Monday, March 15, 2010

Health Care Reform Requires Political Suicide

The lead editorial in the March 15, 2010, edition of the Financial Times is titled “The Democrats’ healthcare choice.” Stressing the importance of fixing what it calls a broken system, the editorial asks Democrats to do the right thing: Vote for the bill in the public interest knowing that some will be voted out of office in November. “This is a lot to ask of any politician. But, remembering what is at stake, not too much.”

Many members in the House of Representatives have invested considerable time, effort, and money in obtaining their seats. A career path might include as many as six rungs in the ladder of electoral politics—local school board, city council, county commissioner, state house, state senate, and, finally, the U.S. House of Representatives. It’s not easy to throw all that away to vote for a questionable bill in the face of constituent opposition.

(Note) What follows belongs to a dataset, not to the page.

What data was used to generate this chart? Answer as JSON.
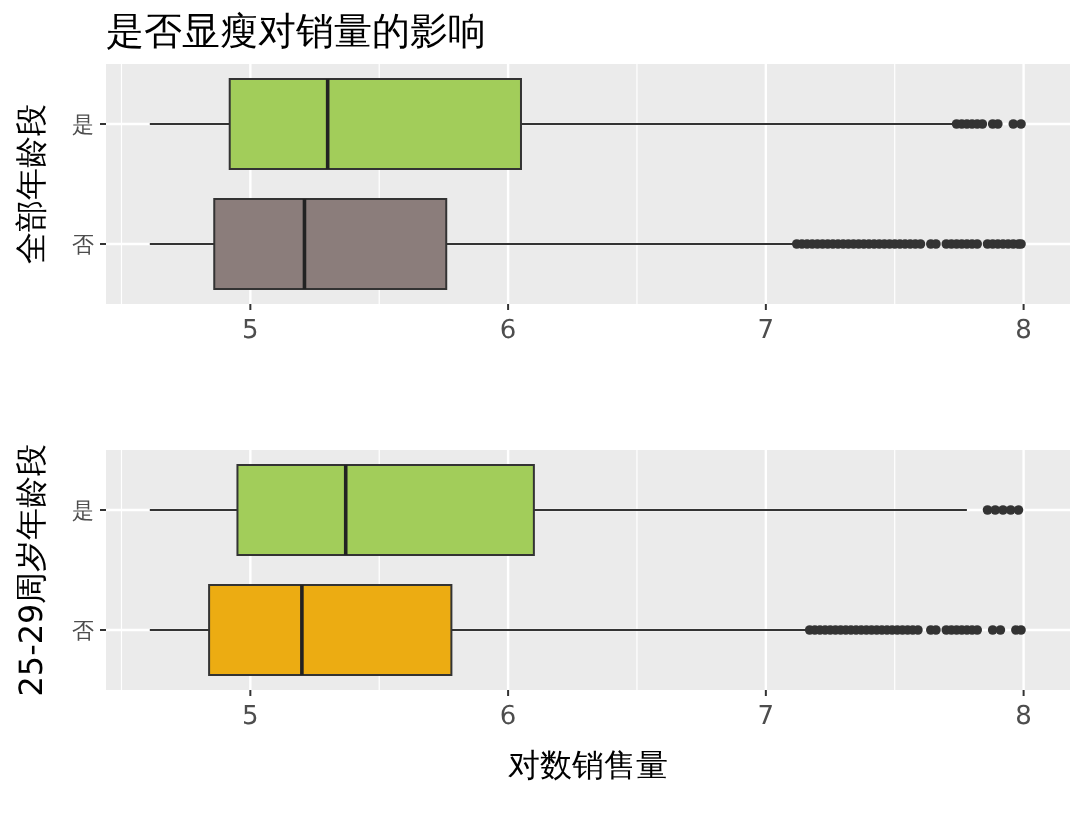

The digital revolution is rapidly transforming communication. The printed media is steadily losing ground to the internet. Lead editorial writers in the few remaining profitable newspapers face relentless pressure from web postings, blogs, tweets, and social networking.

Perhaps the editorial writers of the Financial Times should do the right thing and make the same sacrifice they ask of Democrat members of Congress. To be crystal clear, they should resign their jobs, give up their salaries and benefits, and try earning a living freelancing in the blogosphere.